Three scores of the sea: PM, JONSWAP and TMA

The Pierson–Moskowitz discovery (1964): the universal melody of the mature sea

In 1964, Pierson and Moskowitz analysed wave records under strong, steady winds in the North Atlantic. They found that when the wind has blown long enough and over a large enough fetch, the sea reaches a state of full development in which the spectral shape becomes universal, independent of the details of the storm.

They proposed the now-famous formula:

\[ S_{\text{PM}}(\omega) = \alpha \,\frac{g^{2}}{\omega^{5}} \exp\!\left[-\beta \left(\frac{\omega_p}{\omega}\right)^{4}\right], \]

with \(\alpha \approx 8.1 \times 10^{-3}\) and \(\beta \approx 0.74\). The crucial feature is the \(\omega^{-5}\) decay at high frequency, the so-called equilibrium range: any attempt by the wind to pump more energy there leads to breaking and dissipation.

To compare seas of different sizes — for instance, one with 6-second waves and another with 20-second waves — they introduced dimensionless variables:

\[ f'=\frac{fU}{g}, \qquad S'(f)=\frac{S(f)g^2}{U^5}. \]

With this transformation, all spectra collapsed onto the same curve. It was like discovering that seas are the same melody, whether played on a flute or on a church organ. But the ocean rarely offers us fully developed seas.

---

The JONSWAP discovery (1973): sharpening the peak and the role of non-linearities

In the early 1970s, Klaus Hasselmann and colleagues carried out the Joint North Sea Wave Project (JONSWAP). They observed that under fetch- and duration-limited winds, the spectrum not only grew but did so in a very specific way.

Energy became more concentrated around the spectral peak than PM predicted, and the peak itself shifted slowly to lower frequencies. The explanation lay in non-linear wave–wave interactions: transfers of energy from slightly higher frequencies towards the peak, which enhanced it before equilibrium was reached.

To capture this, they proposed the JONSWAP spectrum:

\[ S_{\text{JONSWAP}}(f) = S_{\text{PM}}(f)\; \gamma^{\exp\!\left[-\frac{(f/f_p-1)^2}{2\sigma^2}\right]}. \]

When \(\gamma > 1\), the peak is sharper and higher: the signature of a young wind sea. As the sea ages into swell, non-linear transfers shift energy to longer frequencies and the peak loses height. If one compares a swell of 20 s with a PM spectrum of the same peak period, PM predicts a much higher peak. Fitting JONSWAP instead yields \(\gamma \approx 1\).

Thus:

• Seas: \(\gamma > 1\), more energy at the peak than PM would suggest.
• Swells: \(\gamma < 1\), peak lower than the PM equivalent.

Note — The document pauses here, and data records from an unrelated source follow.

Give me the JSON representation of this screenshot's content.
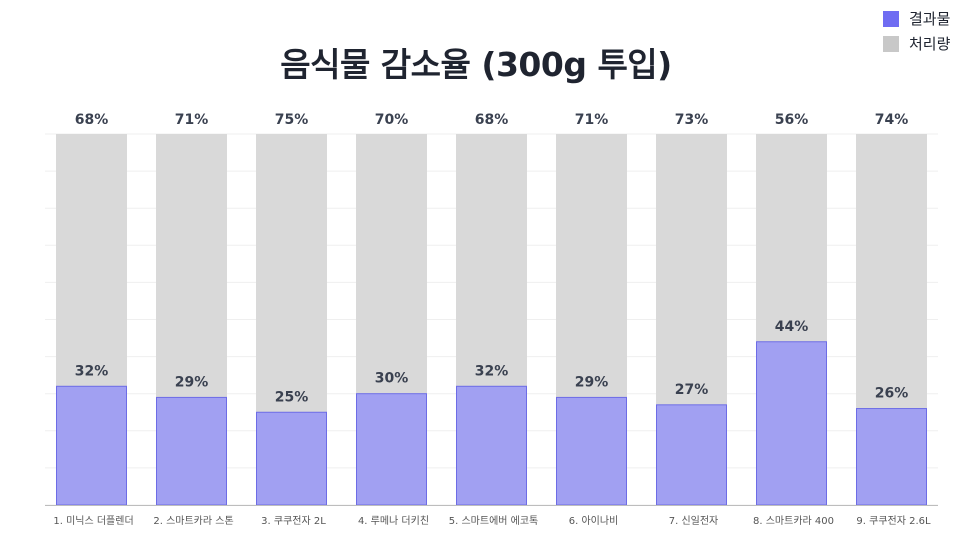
{
  "chart_data": {
    "type": "bar",
    "stacked": true,
    "title": "음식물 감소율 (300g 투입)",
    "categories": [
      "1. 미닉스 더플렌더",
      "2. 스마트카라 스톤",
      "3. 쿠쿠전자 2L",
      "4. 루메나 더키친",
      "5. 스마트에버 에코톡",
      "6. 아이나비",
      "7. 신일전자",
      "8. 스마트카라 400",
      "9. 쿠쿠전자 2.6L"
    ],
    "series": [
      {
        "name": "결과물",
        "values": [
          32,
          29,
          25,
          30,
          32,
          29,
          27,
          44,
          26
        ],
        "labels": [
          "32%",
          "29%",
          "25%",
          "30%",
          "32%",
          "29%",
          "27%",
          "44%",
          "26%"
        ],
        "color": "#a1a0f2"
      },
      {
        "name": "처리량",
        "values": [
          68,
          71,
          75,
          70,
          68,
          71,
          73,
          56,
          74
        ],
        "labels": [
          "68%",
          "71%",
          "75%",
          "70%",
          "68%",
          "71%",
          "73%",
          "56%",
          "74%"
        ],
        "color": "#d9d9d9"
      }
    ],
    "ylim": [
      0,
      100
    ],
    "grid": true,
    "legend": "top-right",
    "legend_swatch_colors": [
      "#6f6cf2",
      "#c8c8c8"
    ],
    "bar_outline_color": "#6d6ce6",
    "label_color": "#3a4150"
  }
}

This is why JONSWAP is more flexible: it can describe both young seas and swells, whereas PM systematically overestimates swell peaks.

---

The TMA discovery (1980s): when the seabed applies its own filter

Everything so far assumed deep water. But as waves approach the coast, the spectral tail can no longer follow the \(-5\) law. Short waves are dissipated and dispersion changes, so the decay softens to around \(-3\).

Bouws and colleagues proposed the TMA spectrum (Texel–MARSEN–ARSLOE) (Haha, yes, it does look odd at first sight! The TMA spectrum got its name from the three big coastal field experiments where the data came from Texel – an island off the Dutch coast, in the North Sea, Netherlands. MARSEN – short for MAin Research project on SEa waves and Non-linear effects, a German offshore field campaign in the 1970s. ARSLOE – Atlantic Remote Sensing Land–Ocean Experiment, a large US field study carried out on the North Carolina coast in the late 1970s. So, the name is basically an acronym pieced together from three different campaigns. Texel–MARSEN–ARSLOE (TMA). However, after all, it is essentially JONSWAP multiplied by a depth-dependent factor:

\[ S_{\text{TMA}}(f,h) = S_{\text{JONSWAP}}(f)\cdot\phi(2\pi f, h), \]

where \(\phi \to 1\) in deep water but reduces the high frequencies when \(kh \lesssim 1\). In this way, TMA retains JONSWAP’s ability to represent seas and swells, but also respects the finite-depth constraint.

---

Epilogue: three scores, one ocean

We may think of PM as the universal score of the mature sea: orderly, balanced, in full development. JONSWAP added the richness of real growth, showing how non-linear interactions sharpen the peak in young seas and how swells flatten it. TMA completed the picture by including the coastal filter: the seabed itself damping the high notes.

Behind the symbols — the \(\omega^{-5}\), the \(\gamma\), the \(\phi(\omega,h)\) — lies the same intuition: the spectrum is the fingerprint of the sea, and its shape tells us whether the sea is growing, travelling, or fading at the shore.